Он швырнул в коляску первую попавшуюся собачонку в юбочке, туда же бросил черного пуделька и щелкнул хлыстом. Мопсы опрометью понеслись в кулису, но запутались в упряжи и опрокинули тележку. Жених с невестой бросились в разные стороны.
– Вот что происходит, когда в браке нет любви! – печально провозгласил Дуров – и зал разразился дружным хохотом.
Засмеялись даже Лиза с Марианной.
– Прекрасная мадемуазель! – крикнул Дуров со сцены. – Умоляю вас не портить представление. Иначе мне придется вернуть зрителям деньги за билеты, а я ведь жадный! Лучше удавлюсь, чем с копейкой расстанусь. Подождите, Христа ради, пока все кончится, а потом мы с вами решим полюбовно судьбу похищенной вами Филькиной невесты.
У зрителей уже не было сил хохотать – они плакали от смеха и сквозь всхлипывания просили Марианну не прерывать представление.
Наконец она кивнула и села, прижимая к себе Белоснежку.
Лиза радостно пискнула, покосилась на Грозу, почему-то погрозила ему пальцем и опять уставилась на сцену, где теперь резвились свиньи, пришедшие поздравить с именинами самую из них толстобрюхую по имени Хавронья Ромуальдовна.
Потом разыгрывали басни Крылова. Звери творили истинные чудеса, особенно в басне «Ворона и лисица». Публика ладони себе отшибла!
Под конец вышли гуси, которые плясали гопак и «камаринскую». Когда закончили плясать, Дуров взял одного гуся на руки и, прижав к себе (гусь своим оранжевым носом нежно пощипывал его за ухо), обратился к зрителям:
– Господа хорошие! Знаете ли, как зовут этого гуся? Нет? Зовут его Сократом. Я уже много лет называю так своих самых умных птиц в память об одном гусе, который был у меня когда-то в пору моей молодости. Это было изумительное существо. Истинный друг! Когда было тяжело, Сократ подходил ко мне и, склонив голову, участливо смотрел на меня. Он понимал мое настроение, разделял мои радость и страдание. Но однажды под Рождество случилась беда. Хозяин цирка не заплатил за выступление. Кормить моих питомцев было нечем. Я бросился по знакомым занимать деньги. А вернувшись, застал в цирке пирушку. Артисты ели жареного гуся. Это был Сократ.
Зал громко ахнул.
– Я никогда не ем гусятину ни на Рождество, ни в другие дни, – продолжал Дуров. – Никогда! Лучше голодать буду! Но я не хочу, чтобы мои звери голодали, а потому, достопочтенная публика, киньте, кому не жалко, хоть копейку на дополнительное питание для моих питомцев, которые так славно вас повеселили!
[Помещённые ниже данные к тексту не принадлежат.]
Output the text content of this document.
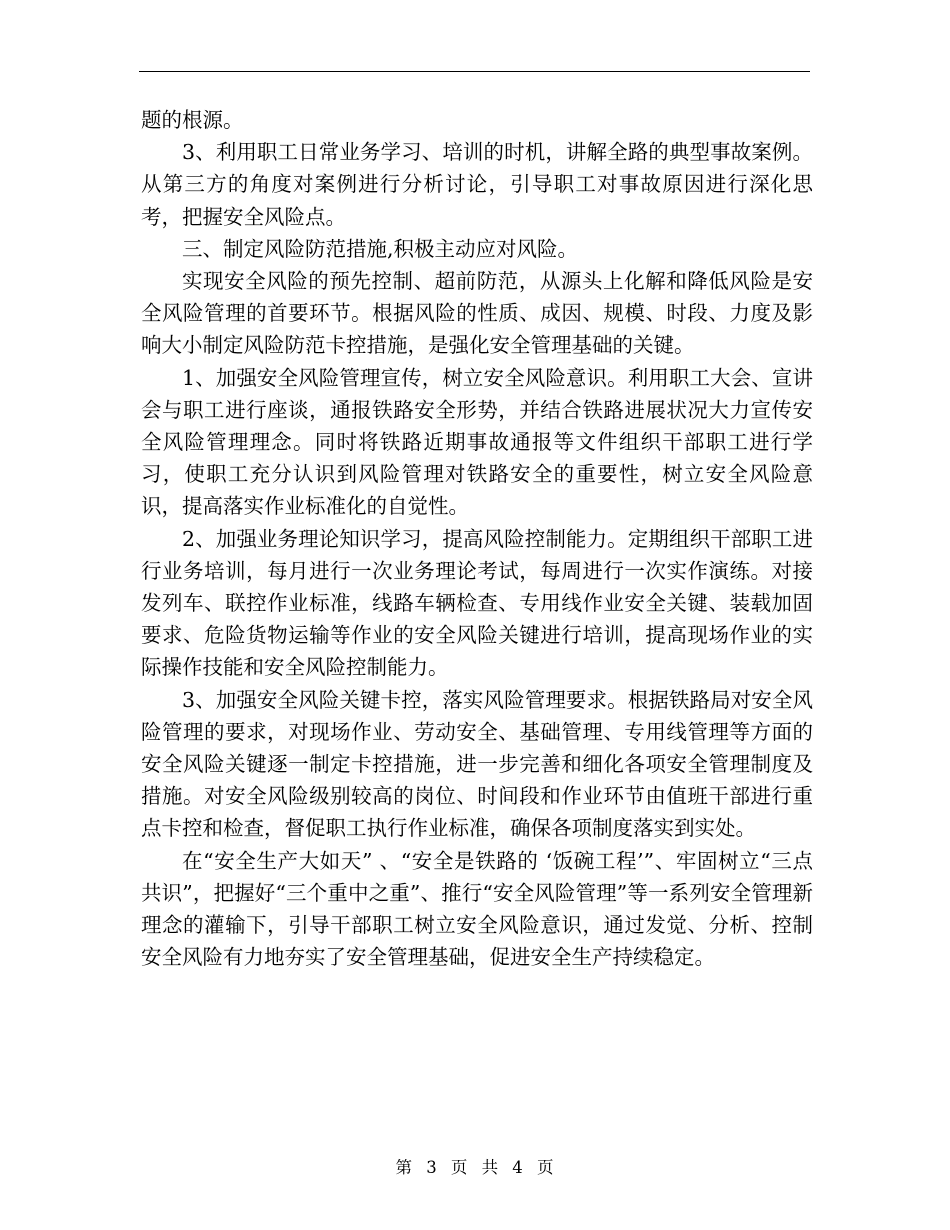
题的根源。

3、利用职工日常业务学习、培训的时机，讲解全路的典型事故案例。从第三方的角度对案例进行分析讨论，引导职工对事故原因进行深化思考，把握安全风险点。

三、制定风险防范措施,积极主动应对风险。

实现安全风险的预先控制、超前防范，从源头上化解和降低风险是安全风险管理的首要环节。根据风险的性质、成因、规模、时段、力度及影响大小制定风险防范卡控措施，是强化安全管理基础的关键。

1、加强安全风险管理宣传，树立安全风险意识。利用职工大会、宣讲会与职工进行座谈，通报铁路安全形势，并结合铁路进展状况大力宣传安全风险管理理念。同时将铁路近期事故通报等文件组织干部职工进行学习，使职工充分认识到风险管理对铁路安全的重要性，树立安全风险意识，提高落实作业标准化的自觉性。

2、加强业务理论知识学习，提高风险控制能力。定期组织干部职工进行业务培训，每月进行一次业务理论考试，每周进行一次实作演练。对接发列车、联控作业标准，线路车辆检查、专用线作业安全关键、装载加固要求、危险货物运输等作业的安全风险关键进行培训，提高现场作业的实际操作技能和安全风险控制能力。

3、加强安全风险关键卡控，落实风险管理要求。根据铁路局对安全风险管理的要求，对现场作业、劳动安全、基础管理、专用线管理等方面的安全风险关键逐一制定卡控措施，进一步完善和细化各项安全管理制度及措施。对安全风险级别较高的岗位、时间段和作业环节由值班干部进行重点卡控和检查，督促职工执行作业标准，确保各项制度落实到实处。

在“安全生产大如天” 、“安全是铁路的 ‘饭碗工程’”、牢固树立“三点共识”，把握好“三个重中之重”、推行“安全风险管理”等一系列安全管理新理念的灌输下，引导干部职工树立安全风险意识，通过发觉、分析、控制安全风险有力地夯实了安全管理基础，促进安全生产持续稳定。

第 3 页 共 4 页
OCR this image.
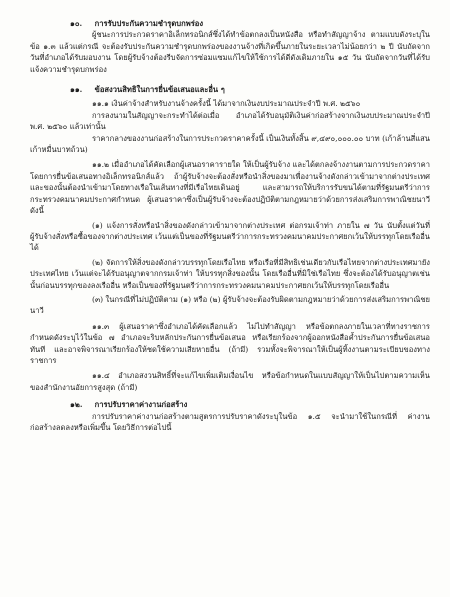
๑๐. การรับประกันความชำรุดบกพร่อง

ผู้ชนะการประกวดราคาอิเล็กทรอนิกส์ซึ่งได้ทำข้อตกลงเป็นหนังสือ หรือทำสัญญาจ้าง ตามแบบดังระบุในข้อ ๑.๓ แล้วแต่กรณี จะต้องรับประกันความชำรุดบกพร่องของงานจ้างที่เกิดขึ้นภายในระยะเวลาไม่น้อยกว่า ๒ ปี นับถัดจากวันที่อำเภอได้รับมอบงาน โดยผู้รับจ้างต้องรีบจัดการซ่อมแซมแก้ไขให้ใช้การได้ดีดังเดิมภายใน ๑๕ วัน นับถัดจากวันที่ได้รับแจ้งความชำรุดบกพร่อง

๑๑. ข้อสงวนสิทธิในการยื่นข้อเสนอและอื่น ๆ

๑๑.๑ เงินค่าจ้างสำหรับงานจ้างครั้งนี้ ได้มาจากเงินงบประมาณประจำปี พ.ศ. ๒๕๖๐

การลงนามในสัญญาจะกระทำได้ต่อเมื่อ อำเภอได้รับอนุมัติเงินค่าก่อสร้างจากเงินงบประมาณประจำปี พ.ศ. ๒๕๖๐ แล้วเท่านั้น

ราคากลางของงานก่อสร้างในการประกวดราคาครั้งนี้ เป็นเงินทั้งสิ้น ๙,๔๙๐,๐๐๐.๐๐ บาท (เก้าล้านสี่แสนเก้าหมื่นบาทถ้วน)

๑๑.๒ เมื่ออำเภอได้คัดเลือกผู้เสนอราคารายใด ให้เป็นผู้รับจ้าง และได้ตกลงจ้างงานตามการประกวดราคาโดยการยื่นข้อเสนอทางอิเล็กทรอนิกส์แล้ว ถ้าผู้รับจ้างจะต้องสั่งหรือนำสิ่งของมาเพื่องานจ้างดังกล่าวเข้ามาจากต่างประเทศ และของนั้นต้องนำเข้ามาโดยทางเรือในเส้นทางที่มีเรือไทยเดินอยู่ และสามารถให้บริการรับขนได้ตามที่รัฐมนตรีว่าการกระทรวงคมนาคมประกาศกำหนด ผู้เสนอราคาซึ่งเป็นผู้รับจ้างจะต้องปฏิบัติตามกฎหมายว่าด้วยการส่งเสริมการพาณิชยนาวี ดังนี้

(๑) แจ้งการสั่งหรือนำสิ่งของดังกล่าวเข้ามาจากต่างประเทศ ต่อกรมเจ้าท่า ภายใน ๗ วัน นับตั้งแต่วันที่ผู้รับจ้างสั่งหรือซื้อของจากต่างประเทศ เว้นแต่เป็นของที่รัฐมนตรีว่าการกระทรวงคมนาคมประกาศยกเว้นให้บรรทุกโดยเรืออื่นได้

(๒) จัดการให้สิ่งของดังกล่าวบรรทุกโดยเรือไทย หรือเรือที่มีสิทธิเช่นเดียวกับเรือไทยจากต่างประเทศมายังประเทศไทย เว้นแต่จะได้รับอนุญาตจากกรมเจ้าท่า ให้บรรทุกสิ่งของนั้น โดยเรืออื่นที่มิใช่เรือไทย ซึ่งจะต้องได้รับอนุญาตเช่นนั้นก่อนบรรทุกของลงเรืออื่น หรือเป็นของที่รัฐมนตรีว่าการกระทรวงคมนาคมประกาศยกเว้นให้บรรทุกโดยเรืออื่น

(๓) ในกรณีที่ไม่ปฏิบัติตาม (๑) หรือ (๒) ผู้รับจ้างจะต้องรับผิดตามกฎหมายว่าด้วยการส่งเสริมการพาณิชยนาวี

๑๑.๓ ผู้เสนอราคาซึ่งอำเภอได้คัดเลือกแล้ว ไม่ไปทำสัญญา หรือข้อตกลงภายในเวลาที่ทางราชการกำหนดดังระบุไว้ในข้อ ๗ อำเภอจะริบหลักประกันการยื่นข้อเสนอ หรือเรียกร้องจากผู้ออกหนังสือค้ำประกันการยื่นข้อเสนอทันที และอาจพิจารณาเรียกร้องให้ชดใช้ความเสียหายอื่น (ถ้ามี) รวมทั้งจะพิจารณาให้เป็นผู้ทิ้งงานตามระเบียบของทางราชการ

๑๑.๔ อำเภอสงวนสิทธิ์ที่จะแก้ไขเพิ่มเติมเงื่อนไข หรือข้อกำหนดในแบบสัญญาให้เป็นไปตามความเห็นของสำนักงานอัยการสูงสุด (ถ้ามี)

๑๒. การปรับราคาค่างานก่อสร้าง

การปรับราคาค่างานก่อสร้างตามสูตรการปรับราคาดังระบุในข้อ ๑.๕ จะนำมาใช้ในกรณีที่ ค่างานก่อสร้างลดลงหรือเพิ่มขึ้น โดยวิธีการต่อไปนี้
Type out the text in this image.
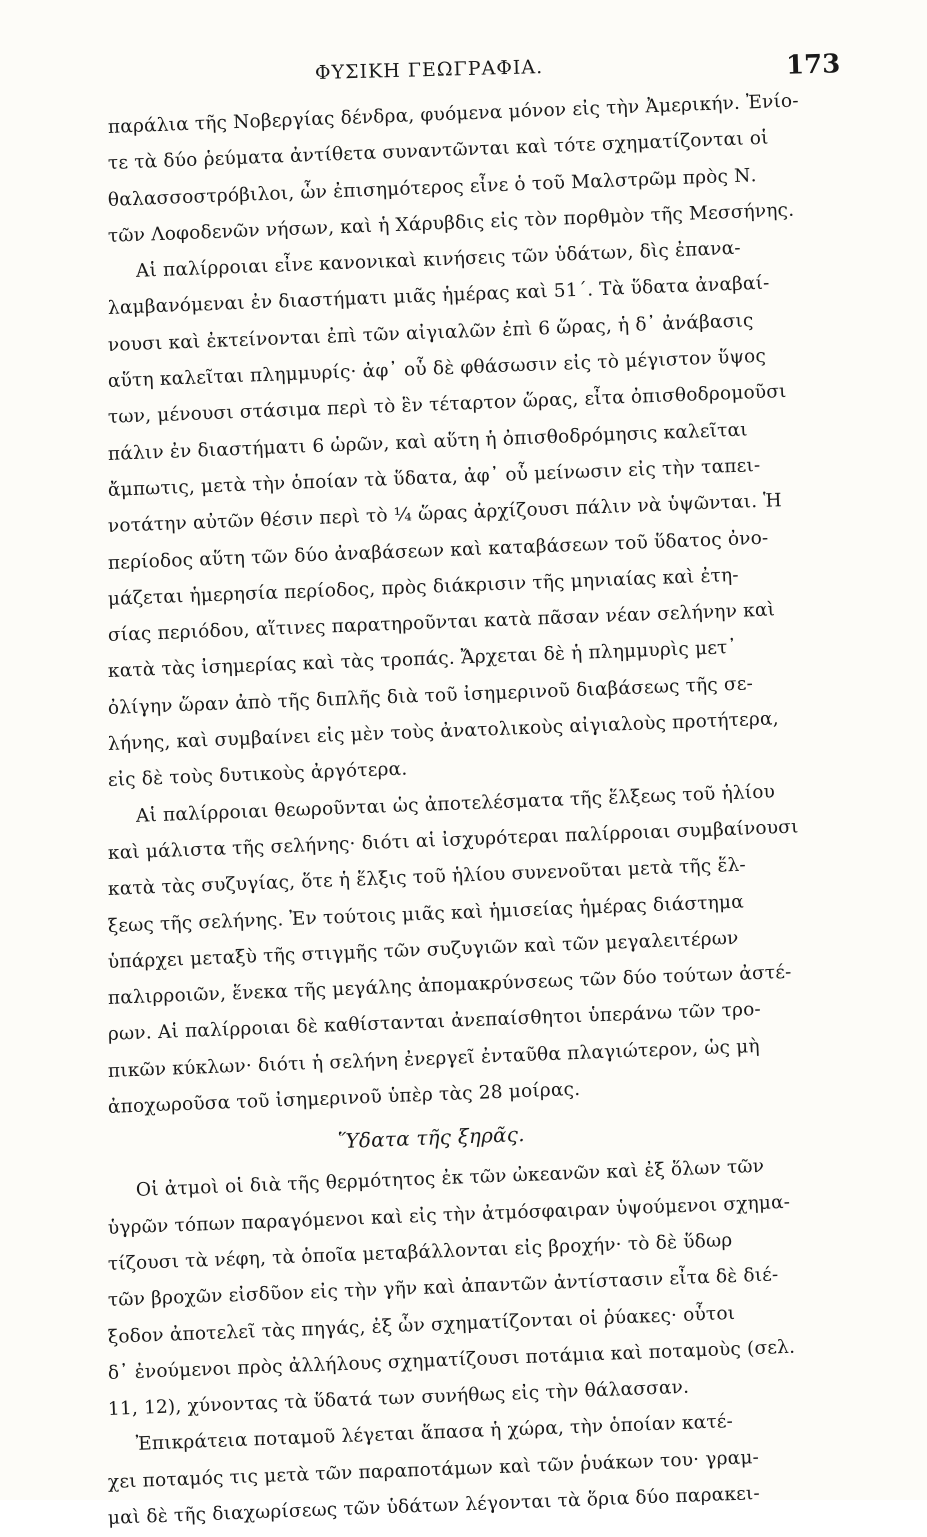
ΦΥΣΙΚΗ ΓΕΩΓΡΑΦΙΑ.	173
παράλια τῆς Νοβεργίας δένδρα, φυόμενα μόνον εἰς τὴν Ἀμερικήν. Ἐνίο-
τε τὰ δύο ῥεύματα ἀντίθετα συναντῶνται καὶ τότε σχηματίζονται οἱ
θαλασσοστρόβιλοι, ὧν ἐπισημότερος εἶνε ὁ τοῦ Μαλστρῶμ πρὸς Ν.
τῶν Λοφοδενῶν νήσων, καὶ ἡ Χάρυβδις εἰς τὸν πορθμὸν τῆς Μεσσήνης.
Αἱ παλίρροιαι εἶνε κανονικαὶ κινήσεις τῶν ὑδάτων, δὶς ἐπανα-
λαμβανόμεναι ἐν διαστήματι μιᾶς ἡμέρας καὶ 51΄. Τὰ ὕδατα ἀναβαί-
νουσι καὶ ἐκτείνονται ἐπὶ τῶν αἰγιαλῶν ἐπὶ 6 ὥρας, ἡ δ᾽ ἀνάβασις
αὕτη καλεῖται πλημμυρίς· ἀφ᾽ οὗ δὲ φθάσωσιν εἰς τὸ μέγιστον ὕψος
των, μένουσι στάσιμα περὶ τὸ ἓν τέταρτον ὥρας, εἶτα ὀπισθοδρομοῦσι
πάλιν ἐν διαστήματι 6 ὡρῶν, καὶ αὕτη ἡ ὀπισθοδρόμησις καλεῖται
ἄμπωτις, μετὰ τὴν ὁποίαν τὰ ὕδατα, ἀφ᾽ οὗ μείνωσιν εἰς τὴν ταπει-
νοτάτην αὐτῶν θέσιν περὶ τὸ ¼ ὥρας ἀρχίζουσι πάλιν νὰ ὑψῶνται. Ἡ
περίοδος αὕτη τῶν δύο ἀναβάσεων καὶ καταβάσεων τοῦ ὕδατος ὀνο-
μάζεται ἡμερησία περίοδος, πρὸς διάκρισιν τῆς μηνιαίας καὶ ἐτη-
σίας περιόδου, αἵτινες παρατηροῦνται κατὰ πᾶσαν νέαν σελήνην καὶ
κατὰ τὰς ἰσημερίας καὶ τὰς τροπάς. Ἄρχεται δὲ ἡ πλημμυρὶς μετ᾽
ὀλίγην ὥραν ἀπὸ τῆς διπλῆς διὰ τοῦ ἰσημερινοῦ διαβάσεως τῆς σε-
λήνης, καὶ συμβαίνει εἰς μὲν τοὺς ἀνατολικοὺς αἰγιαλοὺς προτήτερα,
εἰς δὲ τοὺς δυτικοὺς ἀργότερα.
Αἱ παλίρροιαι θεωροῦνται ὡς ἀποτελέσματα τῆς ἕλξεως τοῦ ἡλίου
καὶ μάλιστα τῆς σελήνης· διότι αἱ ἰσχυρότεραι παλίρροιαι συμβαίνουσι
κατὰ τὰς συζυγίας, ὅτε ἡ ἕλξις τοῦ ἡλίου συνενοῦται μετὰ τῆς ἕλ-
ξεως τῆς σελήνης. Ἐν τούτοις μιᾶς καὶ ἡμισείας ἡμέρας διάστημα
ὑπάρχει μεταξὺ τῆς στιγμῆς τῶν συζυγιῶν καὶ τῶν μεγαλειτέρων
παλιρροιῶν, ἕνεκα τῆς μεγάλης ἀπομακρύνσεως τῶν δύο τούτων ἀστέ-
ρων. Αἱ παλίρροιαι δὲ καθίστανται ἀνεπαίσθητοι ὑπεράνω τῶν τρο-
πικῶν κύκλων· διότι ἡ σελήνη ἐνεργεῖ ἐνταῦθα πλαγιώτερον, ὡς μὴ
ἀποχωροῦσα τοῦ ἰσημερινοῦ ὑπὲρ τὰς 28 μοίρας.
Ὕδατα τῆς ξηρᾶς.
Οἱ ἀτμοὶ οἱ διὰ τῆς θερμότητος ἐκ τῶν ὠκεανῶν καὶ ἐξ ὅλων τῶν
ὑγρῶν τόπων παραγόμενοι καὶ εἰς τὴν ἀτμόσφαιραν ὑψούμενοι σχημα-
τίζουσι τὰ νέφη, τὰ ὁποῖα μεταβάλλονται εἰς βροχήν· τὸ δὲ ὕδωρ
τῶν βροχῶν εἰσδῦον εἰς τὴν γῆν καὶ ἀπαντῶν ἀντίστασιν εἶτα δὲ διέ-
ξοδον ἀποτελεῖ τὰς πηγάς, ἐξ ὧν σχηματίζονται οἱ ῥύακες· οὗτοι
δ᾽ ἐνούμενοι πρὸς ἀλλήλους σχηματίζουσι ποτάμια καὶ ποταμοὺς (σελ.
11, 12), χύνοντας τὰ ὕδατά των συνήθως εἰς τὴν θάλασσαν.
Ἐπικράτεια ποταμοῦ λέγεται ἅπασα ἡ χώρα, τὴν ὁποίαν κατέ-
χει ποταμός τις μετὰ τῶν παραποτάμων καὶ τῶν ῥυάκων του· γραμ-
μαὶ δὲ τῆς διαχωρίσεως τῶν ὑδάτων λέγονται τὰ ὅρια δύο παρακει-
С этими словами Дуров пустил со сцены Сократа, навесив ему на шею маленькую корзиночку. С такими же корзиночками бросились в зал две собаки. Монеты сыпались туда дождем!
– Ну и хитрец! – воскликнул восхищенно Алексей Васильевич, опуская в корзиночку гуся пятиалтынный. – А вы, барышня, лучше идите поскорей домой со своей собачкой, – посоветовал он Марианне. – А то как бы вас не задержали да не устроили скандал!
Марианна вскочила, прижимая к себе Белоснежку, начала торопливо протискиваться к выходу, однако было поздно: Дуров уже соскочил со сцены:
– Погодите, прекрасная дама. Вы что же, собрались украсть мое животное?
– Как это ваше? – возмутилась Марианна. – Это моя собака.
– Я подобрал ее на улице, – спокойно сказал Дуров. – Она была совершенно ничья.
– Да она нечаянно убежала, когда к нам гости пришли! – воскликнула Марианна. – А мы не сразу ее хватились. Потом бросились искать, но где там… И вдруг наш сосед говорит, что видел Белоснежку на представлении! Да вы же сами понимаете, что она моя! Она меня узнала, она бросилась ко мне на руки!